將選單還給服務生,成雋繼而從側揹包拿出醫學專刊,先是大略讀了一遍目錄,然後再從他最感興趣的題目開始翻閱。閱讀過程中,鄰座偶爾飄來講話聲,成雋剛開始不以為意,但聽著聽著,卻有幾句話闖進成雋心裡。他停下目光,忍不住豎起耳朵聆聽起來——
“……我最近啊,常常作一個夢,就是我在河邊忙,忙什麼我記不得了,只知道我將皮包啊、手機之類的東西放在沙洲上,想說等到忙完之後再回去拿,然後好奇怪,當我準備回過頭去拿東西,沙洲突然就漂走了,然後還越流越快,我當時真的好害怕,害怕就這樣掉下去……”
“然後呢?”
這個聲音聽來清脆爽朗,比剛才嬌滴滴的小孩嗲聲好聽許多。
成雋下意識側轉頭瞟了一眼,不巧,女子正好揹他而坐。成雋目光掃過女子用兩支珍珠母簪子綰成的髮髻,落在藏於旗袍立領底下,纖白細緻的頸子上。當醫生養成的好習慣,觀察力敏銳,才一瞥,成雋已將女子背影牢記在心裡。他好奇著,不知女子正面是否跟她背影一樣出色?
成雋忖度間,嬌嗲的女聲仍不斷說著——
“我什麼都沒做,就是傻傻站在上面一直髮抖,不知道過了多久,我突然看見前方有瀑布,我正想說好危險,想要逃走,這時候沙洲就突然消失,然後我整個人就跌下去了,掉下來的時候我一下子驚醒過來……你一定要幫幫我,看看我一直作同樣的夢,到底有什麼暗示或者隱喻?”

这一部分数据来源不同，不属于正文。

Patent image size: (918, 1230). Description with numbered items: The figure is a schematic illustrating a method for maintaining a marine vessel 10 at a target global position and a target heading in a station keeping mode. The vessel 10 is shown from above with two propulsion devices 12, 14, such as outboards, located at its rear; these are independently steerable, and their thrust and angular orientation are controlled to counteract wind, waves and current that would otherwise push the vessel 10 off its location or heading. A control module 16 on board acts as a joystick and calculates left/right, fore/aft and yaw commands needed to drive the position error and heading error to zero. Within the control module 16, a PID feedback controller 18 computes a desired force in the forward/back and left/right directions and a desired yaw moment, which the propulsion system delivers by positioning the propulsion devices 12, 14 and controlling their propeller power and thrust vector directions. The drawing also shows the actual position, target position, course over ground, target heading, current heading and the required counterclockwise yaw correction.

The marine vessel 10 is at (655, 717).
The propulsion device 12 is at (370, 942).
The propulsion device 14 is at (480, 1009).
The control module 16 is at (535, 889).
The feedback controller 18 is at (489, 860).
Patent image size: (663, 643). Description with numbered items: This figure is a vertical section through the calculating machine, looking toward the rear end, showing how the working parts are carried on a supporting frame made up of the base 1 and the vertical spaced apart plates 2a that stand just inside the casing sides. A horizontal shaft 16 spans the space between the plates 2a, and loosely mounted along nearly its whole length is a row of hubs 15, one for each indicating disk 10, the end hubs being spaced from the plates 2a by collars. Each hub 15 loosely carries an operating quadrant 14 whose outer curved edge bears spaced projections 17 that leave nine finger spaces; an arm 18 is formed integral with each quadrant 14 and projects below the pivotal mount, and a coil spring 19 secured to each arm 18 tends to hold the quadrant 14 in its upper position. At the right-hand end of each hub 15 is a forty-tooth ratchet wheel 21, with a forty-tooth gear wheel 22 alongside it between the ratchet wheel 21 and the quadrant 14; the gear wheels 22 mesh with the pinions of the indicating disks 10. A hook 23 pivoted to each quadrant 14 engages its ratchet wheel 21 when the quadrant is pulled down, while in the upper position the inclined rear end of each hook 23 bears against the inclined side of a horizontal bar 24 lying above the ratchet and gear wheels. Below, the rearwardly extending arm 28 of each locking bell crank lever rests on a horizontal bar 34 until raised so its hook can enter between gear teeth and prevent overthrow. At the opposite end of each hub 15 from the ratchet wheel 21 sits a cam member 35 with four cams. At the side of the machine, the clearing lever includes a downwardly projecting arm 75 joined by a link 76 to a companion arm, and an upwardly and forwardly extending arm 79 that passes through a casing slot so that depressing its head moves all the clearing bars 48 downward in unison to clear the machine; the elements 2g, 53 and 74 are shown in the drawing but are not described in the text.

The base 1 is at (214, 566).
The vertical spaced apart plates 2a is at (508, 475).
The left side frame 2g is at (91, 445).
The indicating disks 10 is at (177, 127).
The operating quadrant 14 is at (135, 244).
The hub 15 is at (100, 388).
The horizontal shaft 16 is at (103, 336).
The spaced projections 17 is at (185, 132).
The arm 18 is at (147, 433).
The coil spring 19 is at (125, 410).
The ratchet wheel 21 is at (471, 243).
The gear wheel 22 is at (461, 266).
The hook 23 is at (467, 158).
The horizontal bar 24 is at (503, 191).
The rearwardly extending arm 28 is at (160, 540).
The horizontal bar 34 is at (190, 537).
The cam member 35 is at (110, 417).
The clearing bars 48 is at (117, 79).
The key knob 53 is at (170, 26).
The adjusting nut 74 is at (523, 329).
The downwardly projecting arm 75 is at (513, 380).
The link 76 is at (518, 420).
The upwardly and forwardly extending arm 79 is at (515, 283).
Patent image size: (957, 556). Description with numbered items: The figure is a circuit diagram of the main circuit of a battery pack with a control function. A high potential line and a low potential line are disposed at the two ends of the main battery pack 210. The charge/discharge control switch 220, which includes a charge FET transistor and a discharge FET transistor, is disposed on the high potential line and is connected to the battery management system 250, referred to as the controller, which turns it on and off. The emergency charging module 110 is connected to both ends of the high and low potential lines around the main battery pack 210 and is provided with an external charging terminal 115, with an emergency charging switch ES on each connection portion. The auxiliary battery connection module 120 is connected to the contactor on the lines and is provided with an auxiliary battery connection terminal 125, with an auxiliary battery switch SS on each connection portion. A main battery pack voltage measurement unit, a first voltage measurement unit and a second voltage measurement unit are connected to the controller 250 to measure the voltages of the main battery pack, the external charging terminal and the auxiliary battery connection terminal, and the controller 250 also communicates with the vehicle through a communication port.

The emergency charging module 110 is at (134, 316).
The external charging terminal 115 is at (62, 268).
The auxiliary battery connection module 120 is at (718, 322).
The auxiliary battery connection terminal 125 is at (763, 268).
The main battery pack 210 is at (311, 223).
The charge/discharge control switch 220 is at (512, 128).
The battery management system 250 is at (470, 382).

丁娜拿著塔羅牌說:“我幫你排了一下塔羅,照牌面上看,你心裡是不是有什麼事,一直想做,但是又害怕做了之後會產生太大變異,所以猶豫不決?”
“真的,就是這樣。”
塔羅?這個名詞一下將成雋拉回現實。
從事醫學研究,成雋對算命這種東西一向敬謝不敏。知道這個有著如此美麗脖子的女子,竟是個算命師,成雋搖搖頭,頓時好感全消。
不聽了,他還是趁餐點還沒到,上個洗手間要緊。
成雋目不斜視地往洗手間方向走去,當他背影一消失,連咪咪立刻伸手搖搖丁娜,正專心於塔羅牌的丁娜沒好氣地抬起頭來。
“剛走過去那男人長得好帥噢!”指著成雋消失的方向,連咪咪一臉口水都快滴下來的饞相。
“你今天來的目的是幹麼?來看帥哥還是來算塔羅?”被連咪咪這麼一打擾,丁娜突然忘了剛排到什麼地方去了,她最討厭做事的時候有人打擾她,可偏偏連咪咪又特愛打岔。
“唉呀,那不重要啦!”連咪咪整副心神早就飛到方才見到的那名帥哥身上,突然她漾著滿臉笑,央求地看著丁娜。“我記得塔羅也可以算愛情!那你幫我算算看,我今天的戀愛運是好還是壞?如果我去跟那男人搭訕,容不容易成功?”
一下要算這、一下要算那,有沒有搞錯
“我不算了!”開玩笑,她也是有個性的。丁娜將紙牌整齊疊好,擱進特意為它而做的小袋子裡,表情冷而堅持。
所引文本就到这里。